Comment by addaon

1 day ago

Very asymmetrically, too. There's a (relatively) small impact on cooking grains and pasta and stuff, but even at 5000 ft where I live beans can easily take 2x as long to cook. It's a challenge.

Hmm, is coffee a problem? (some of the extraction depends on temperature, but if water boils before reaching that temperature then the extraction wouldn't work...)

  • Coffee takes compensation, but even ambient pressure extraction can be tuned for great results — Denver and Boulder have good coffee scenes, for example. The bigger challenge is that Mr Coffee style brewers (bubble pump) have no way to adjust extraction time; and some fancier brewers try to closed-loop control temperature, and end up boiling the water continuously while brewing. Pour-overs obviously give you control to succeed, but for traditional machines I’ve found it critical to find one that allows a set point temperature JUST below local boiling, as well as time adjustment. The Breville Precision is my current workhorse, although I have some mixed feelings about it.
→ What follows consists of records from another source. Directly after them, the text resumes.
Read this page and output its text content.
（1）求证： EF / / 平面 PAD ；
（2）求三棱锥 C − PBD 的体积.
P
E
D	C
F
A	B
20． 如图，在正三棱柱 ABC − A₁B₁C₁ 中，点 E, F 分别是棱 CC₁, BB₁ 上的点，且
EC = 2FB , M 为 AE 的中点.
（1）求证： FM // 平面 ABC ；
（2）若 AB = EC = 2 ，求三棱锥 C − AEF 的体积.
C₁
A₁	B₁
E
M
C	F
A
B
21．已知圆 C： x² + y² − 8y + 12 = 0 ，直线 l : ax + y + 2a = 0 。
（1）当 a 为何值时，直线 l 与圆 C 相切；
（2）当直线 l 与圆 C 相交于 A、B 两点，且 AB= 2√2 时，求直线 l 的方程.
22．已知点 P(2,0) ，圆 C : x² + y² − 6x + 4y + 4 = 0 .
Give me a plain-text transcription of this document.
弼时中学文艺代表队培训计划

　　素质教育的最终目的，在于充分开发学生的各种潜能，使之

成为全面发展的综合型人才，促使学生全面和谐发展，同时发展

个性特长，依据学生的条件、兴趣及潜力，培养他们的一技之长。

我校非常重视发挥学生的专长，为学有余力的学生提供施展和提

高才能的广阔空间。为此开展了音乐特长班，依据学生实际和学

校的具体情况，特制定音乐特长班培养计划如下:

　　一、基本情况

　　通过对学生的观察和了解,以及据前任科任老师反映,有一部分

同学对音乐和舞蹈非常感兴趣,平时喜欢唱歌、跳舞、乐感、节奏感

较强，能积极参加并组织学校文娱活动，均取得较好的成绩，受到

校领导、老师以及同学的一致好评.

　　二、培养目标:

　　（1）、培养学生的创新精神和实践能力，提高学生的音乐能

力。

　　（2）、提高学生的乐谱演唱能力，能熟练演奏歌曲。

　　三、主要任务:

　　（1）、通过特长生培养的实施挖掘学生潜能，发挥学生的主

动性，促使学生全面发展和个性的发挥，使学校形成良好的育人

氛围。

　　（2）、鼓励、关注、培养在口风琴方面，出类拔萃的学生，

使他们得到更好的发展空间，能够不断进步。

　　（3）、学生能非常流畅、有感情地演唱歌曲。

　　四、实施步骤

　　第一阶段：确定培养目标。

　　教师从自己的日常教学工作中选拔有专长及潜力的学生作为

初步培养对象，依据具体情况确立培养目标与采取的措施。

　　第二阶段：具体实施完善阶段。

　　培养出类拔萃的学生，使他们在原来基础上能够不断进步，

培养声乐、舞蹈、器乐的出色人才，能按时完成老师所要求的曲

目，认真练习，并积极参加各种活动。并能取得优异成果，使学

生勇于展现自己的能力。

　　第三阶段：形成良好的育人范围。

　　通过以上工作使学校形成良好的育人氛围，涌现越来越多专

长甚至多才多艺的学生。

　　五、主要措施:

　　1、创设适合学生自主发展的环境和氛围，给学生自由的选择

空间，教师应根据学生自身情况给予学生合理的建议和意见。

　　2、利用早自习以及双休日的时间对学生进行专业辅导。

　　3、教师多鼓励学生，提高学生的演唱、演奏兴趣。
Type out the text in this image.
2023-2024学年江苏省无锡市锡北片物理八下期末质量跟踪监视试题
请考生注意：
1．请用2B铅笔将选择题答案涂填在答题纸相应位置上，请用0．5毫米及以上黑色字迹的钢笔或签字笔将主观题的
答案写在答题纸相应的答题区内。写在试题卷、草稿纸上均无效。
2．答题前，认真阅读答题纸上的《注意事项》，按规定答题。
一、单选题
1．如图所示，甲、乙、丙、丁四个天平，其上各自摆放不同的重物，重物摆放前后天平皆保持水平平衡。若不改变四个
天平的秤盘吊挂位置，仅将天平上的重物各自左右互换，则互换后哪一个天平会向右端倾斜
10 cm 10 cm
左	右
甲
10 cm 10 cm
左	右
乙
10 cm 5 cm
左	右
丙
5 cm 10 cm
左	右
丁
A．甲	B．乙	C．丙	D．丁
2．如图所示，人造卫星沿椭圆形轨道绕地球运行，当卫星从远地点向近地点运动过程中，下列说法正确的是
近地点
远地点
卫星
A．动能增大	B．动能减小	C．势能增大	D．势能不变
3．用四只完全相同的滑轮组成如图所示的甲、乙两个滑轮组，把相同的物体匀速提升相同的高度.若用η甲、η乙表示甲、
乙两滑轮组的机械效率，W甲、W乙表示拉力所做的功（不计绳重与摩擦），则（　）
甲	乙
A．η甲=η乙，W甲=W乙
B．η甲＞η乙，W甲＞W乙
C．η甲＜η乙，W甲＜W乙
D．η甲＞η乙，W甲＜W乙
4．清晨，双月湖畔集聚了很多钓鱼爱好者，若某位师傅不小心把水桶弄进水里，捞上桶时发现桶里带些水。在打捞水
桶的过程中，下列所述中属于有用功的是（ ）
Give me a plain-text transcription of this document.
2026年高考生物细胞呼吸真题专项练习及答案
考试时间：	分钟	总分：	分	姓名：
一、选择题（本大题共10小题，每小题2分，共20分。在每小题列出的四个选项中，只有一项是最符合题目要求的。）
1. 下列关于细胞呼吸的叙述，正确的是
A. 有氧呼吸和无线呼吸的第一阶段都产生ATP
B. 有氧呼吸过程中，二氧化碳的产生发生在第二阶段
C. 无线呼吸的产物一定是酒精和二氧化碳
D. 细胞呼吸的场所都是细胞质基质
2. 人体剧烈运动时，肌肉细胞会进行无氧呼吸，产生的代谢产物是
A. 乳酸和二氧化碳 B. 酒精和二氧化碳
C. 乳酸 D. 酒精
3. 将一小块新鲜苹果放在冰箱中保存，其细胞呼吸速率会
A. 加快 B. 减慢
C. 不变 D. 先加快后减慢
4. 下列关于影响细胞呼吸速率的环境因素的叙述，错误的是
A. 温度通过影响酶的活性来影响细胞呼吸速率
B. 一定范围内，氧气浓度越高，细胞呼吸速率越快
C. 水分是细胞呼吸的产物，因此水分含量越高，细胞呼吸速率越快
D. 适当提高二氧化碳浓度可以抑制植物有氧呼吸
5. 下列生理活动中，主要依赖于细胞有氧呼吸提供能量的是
  • Espresso machines work at high pressures (8-9 bar) so it's less of an issue with those. I went up to the observatory on Mont Blanc a few years ago and had an espresso there. That's 3500 meter. I definitely was out of breath. The coffee was fine.

  • Yes! I like to vacation in the summer at Mammoth Lakes (~8000 ft ~2400m) and coffee is a bit of a problem. I like weak coffee and compensate for altitude by adding more grounds, but it's really not the same.

  • One can compensate with (steam)pressure and/or duration. Or cold brewing.

    In practice I note not that much difference at about 2500m altitute, where my main residence is. French/Aeropress suffices. 100°C isn't necessary. Even only 90°C suffices.

    Similar for good Tea. You destroy that with 100°C. Very good Tea should be brewed at 60 to 70°C for greens, blacks more like 70 to 85. Though the hardness/pH of the used water is equally important for them. For coffee not so much.